Une ambivalence qui n’est en rien le fruit du hasard. Elle est intrinsèque à une dialectique qui tente de hiérarchiser de façon scientifique les discriminations et les haines que subissent chacun ; qui divise les uns et les autres en ethnies, et finissent par conséquent par les opposer. A fortiori lorsque ce camp est pollué soit par des figures proches de mouvances islamistes, dont la haine du juif, de l’homosexuel et de l’Occidental n’est plus à démontrer, soit par des personnalités aux relations ou aux propos troubles.
Là réside toute la tristesse de la chose : cette situation devient usuelle. Et c’est bien ce qui la rend scandaleuse. Herbert Pagani disait à son époque au sujet de l’antisémitisme, dans un merveilleux texte qui n’a pas perdu de son actualité : « Si la gauche veut me compter parmi les siens, elle ne peut pas faire l’économie de mon problème. » Or, des leaders de la gauche ont décidé qu’ils pouvaient faire l’économie de ce problème. C’est notamment le cas de Jean-Luc Mélenchon, qui n’a pas manqué une nouvelle outrance, expliquant que dénoncer ces cris antisémites servaient à décrédibiliser la marche de ce samedi.

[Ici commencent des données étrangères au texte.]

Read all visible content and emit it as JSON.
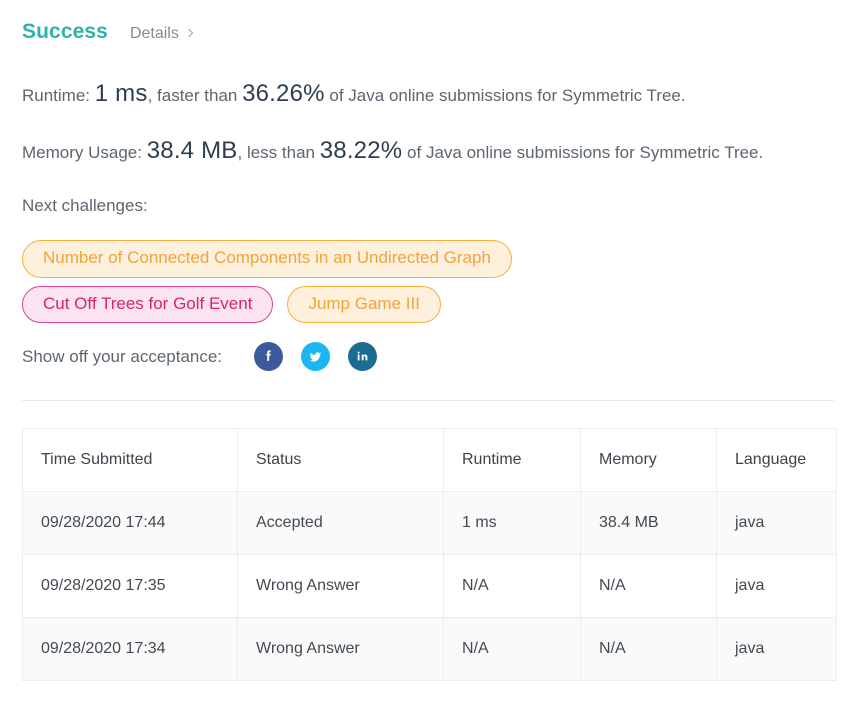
{
  "header": {
    "status_title": "Success",
    "details_label": "Details",
    "chevron_icon": "chevron-right-icon"
  },
  "stats": {
    "runtime": {
      "label": "Runtime:",
      "value": "1 ms",
      "comparator": ", faster than ",
      "percentile": "36.26%",
      "suffix": " of Java online submissions for Symmetric Tree."
    },
    "memory": {
      "label": "Memory Usage:",
      "value": "38.4 MB",
      "comparator": ", less than ",
      "percentile": "38.22%",
      "suffix": " of Java online submissions for Symmetric Tree."
    }
  },
  "challenges": {
    "label": "Next challenges:",
    "tags": [
      {
        "text": "Number of Connected Components in an Undirected Graph",
        "style": "orange"
      },
      {
        "text": "Cut Off Trees for Golf Event",
        "style": "pink"
      },
      {
        "text": "Jump Game III",
        "style": "orange"
      }
    ]
  },
  "share": {
    "label": "Show off your acceptance:",
    "buttons": [
      {
        "name": "facebook-icon",
        "title": "Facebook",
        "color": "#3b5a9b"
      },
      {
        "name": "twitter-icon",
        "title": "Twitter",
        "color": "#1cb7f2"
      },
      {
        "name": "linkedin-icon",
        "title": "LinkedIn",
        "color": "#1a6c92"
      }
    ]
  },
  "submissions_table": {
    "columns": [
      "Time Submitted",
      "Status",
      "Runtime",
      "Memory",
      "Language"
    ],
    "rows": [
      {
        "time": "09/28/2020 17:44",
        "status": "Accepted",
        "status_type": "accepted",
        "runtime": "1 ms",
        "memory": "38.4 MB",
        "language": "java"
      },
      {
        "time": "09/28/2020 17:35",
        "status": "Wrong Answer",
        "status_type": "wrong",
        "runtime": "N/A",
        "memory": "N/A",
        "language": "java"
      },
      {
        "time": "09/28/2020 17:34",
        "status": "Wrong Answer",
        "status_type": "wrong",
        "runtime": "N/A",
        "memory": "N/A",
        "language": "java"
      }
    ]
  },
  "colors": {
    "success_teal": "#2db3a6",
    "error_red": "#c0392b",
    "tag_orange_text": "#f2a33c",
    "tag_orange_border": "#f6b03c",
    "tag_orange_bg": "#fdf0dd",
    "tag_pink_text": "#d6246f",
    "tag_pink_border": "#e0409a",
    "tag_pink_bg": "#fbe4ef",
    "body_text": "#5c6670"
  }
}
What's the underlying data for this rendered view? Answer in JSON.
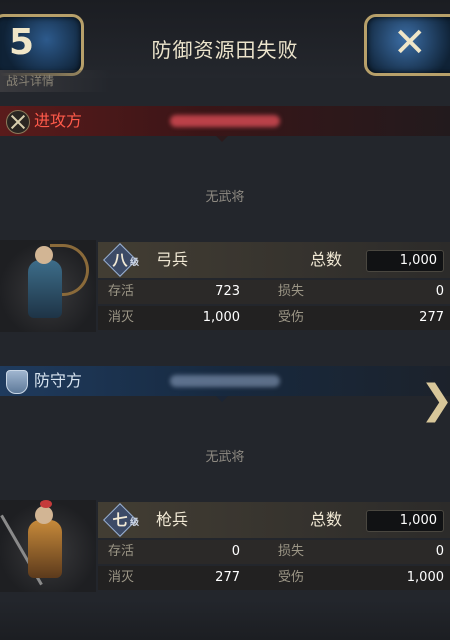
{
  "header": {
    "title": "防御资源田失败",
    "sub_label": "战斗详情",
    "back_symbol": "5",
    "close_symbol": "✕"
  },
  "attacker": {
    "label": "进攻方",
    "no_general": "无武将",
    "unit": {
      "rank": "八",
      "rank_suffix": "级",
      "name": "弓兵",
      "total_label": "总数",
      "total": "1,000",
      "survive_label": "存活",
      "survive": "723",
      "loss_label": "损失",
      "loss": "0",
      "kill_label": "消灭",
      "kill": "1,000",
      "wound_label": "受伤",
      "wound": "277"
    }
  },
  "defender": {
    "label": "防守方",
    "no_general": "无武将",
    "next_symbol": "❯",
    "unit": {
      "rank": "七",
      "rank_suffix": "级",
      "name": "枪兵",
      "total_label": "总数",
      "total": "1,000",
      "survive_label": "存活",
      "survive": "0",
      "loss_label": "损失",
      "loss": "0",
      "kill_label": "消灭",
      "kill": "277",
      "wound_label": "受伤",
      "wound": "1,000"
    }
  }
}
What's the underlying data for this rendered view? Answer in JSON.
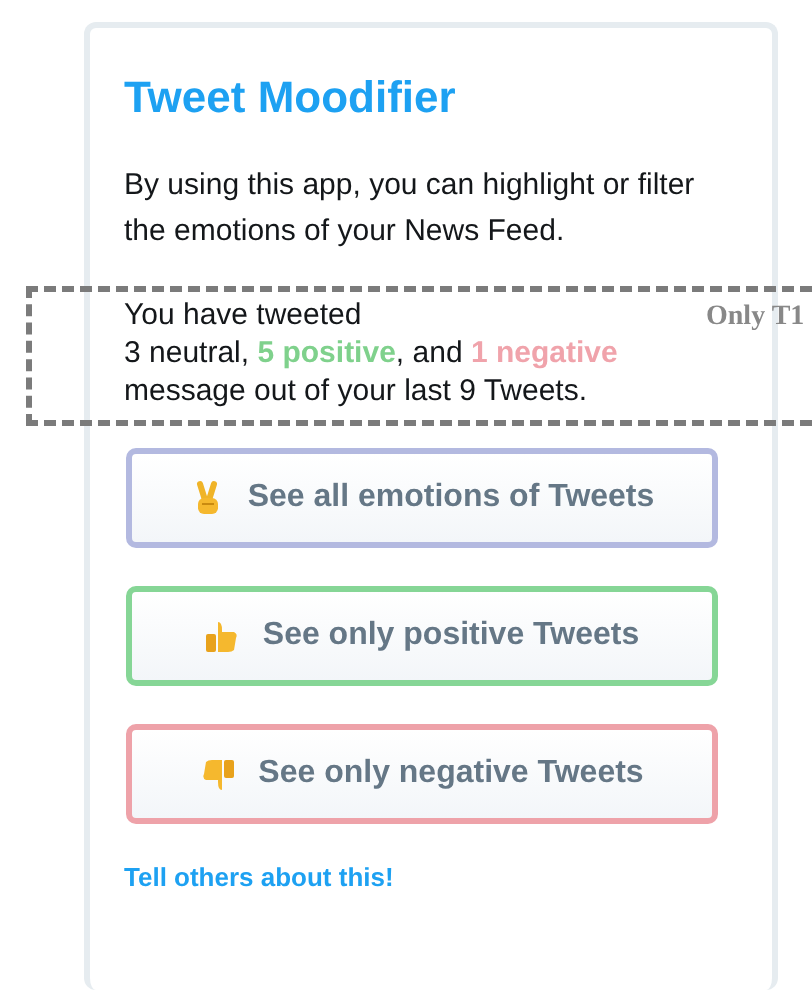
{
  "card": {
    "title": "Tweet Moodifier",
    "description": "By using this app, you can highlight or filter the emotions of your News Feed.",
    "summary": [
      {
        "text": "You have tweeted\n3 neutral, ",
        "kind": "plain"
      },
      {
        "text": "5 positive",
        "kind": "highlight",
        "color": "#7fd18c"
      },
      {
        "text": ", and ",
        "kind": "plain"
      },
      {
        "text": "1 negative",
        "kind": "highlight",
        "color": "#f0a3ab"
      },
      {
        "text": "\nmessage out of your last 9 Tweets.",
        "kind": "plain"
      }
    ],
    "buttons": [
      {
        "label": "See all emotions of Tweets",
        "kind": "victory",
        "color": "#b3b9e0"
      },
      {
        "label": "See only positive Tweets",
        "kind": "thumbs-up",
        "color": "#86d696"
      },
      {
        "label": "See only negative Tweets",
        "kind": "thumbs-down",
        "color": "#eea2a9"
      }
    ],
    "link": "Tell others about this!"
  },
  "annotation": {
    "label": "Only T1"
  }
}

Comme si la lutte antiraciste se fondait sur un principe pénurique : condamner la haine des uns serait renier celle des autres. Il n’y a rien de plus fallacieux. Mais notre époque régale des sophistes en tout genre.
Opportunisme abject
Enfin, et là est peut-être l’essentiel, cette situation n’est pas sans mettre les juifs dans un certain embarras. D’un côté, il n’est pas possible de se taire face à l’antisémitisme. Nous en souffrons trop, et les valeurs qu’il véhicule sont toujours ceux d’un anti-humanisme délétère qui dépasse les seules frontières du judaïsme. Cette lutte est encore plus essentielle face à ce nouvel antisémitisme montant de la part d’une certaine gauche, et dont l’importance est souvent minimisée. Se taire, c’est se soumettre.
De l’autre, en parler, c’est nous positionner au cœur d’une actualité qui, il faut le répéter, n’est pas la nôtre. Des dizaines de milliers de personnes ont manifesté de bonne foi, avec une véritable quête d’égalité, de liberté et de justice. Un cri ne devrait en aucun cas masquer ce fait, dans un contexte où se pose l’essentialité de la question de l’antiracisme.
Enfin, la lutte contre l’antisémitisme fait désormais l’objet d’un opportunisme abject, en étant récupérée par une large frange de l’extrême droite, comme en témoignent les tweets de Damien Rieu, un des fondateurs de Génération identitaire. Si elle éprouve une compassion soudaine pour cette problématique, ce n’est pas par souci d’altruisme, mais par détestation — disons-le clairement — de certaines ethnies en ce qu’elles incarnent une immigration qu’elle exècre.
Quelle solution face ce dilemme ? La gauche ne doit pas chercher à opposer les luttes. Encore moins à minimiser ses errances internes, qui se transforment en véritables dérives. En attendant, la problématique actuelle, pour nous, est surtout de ne pas se laisser aller à la fatigue morale et intellectuelle qu’entraînent ces assauts de toutes parts.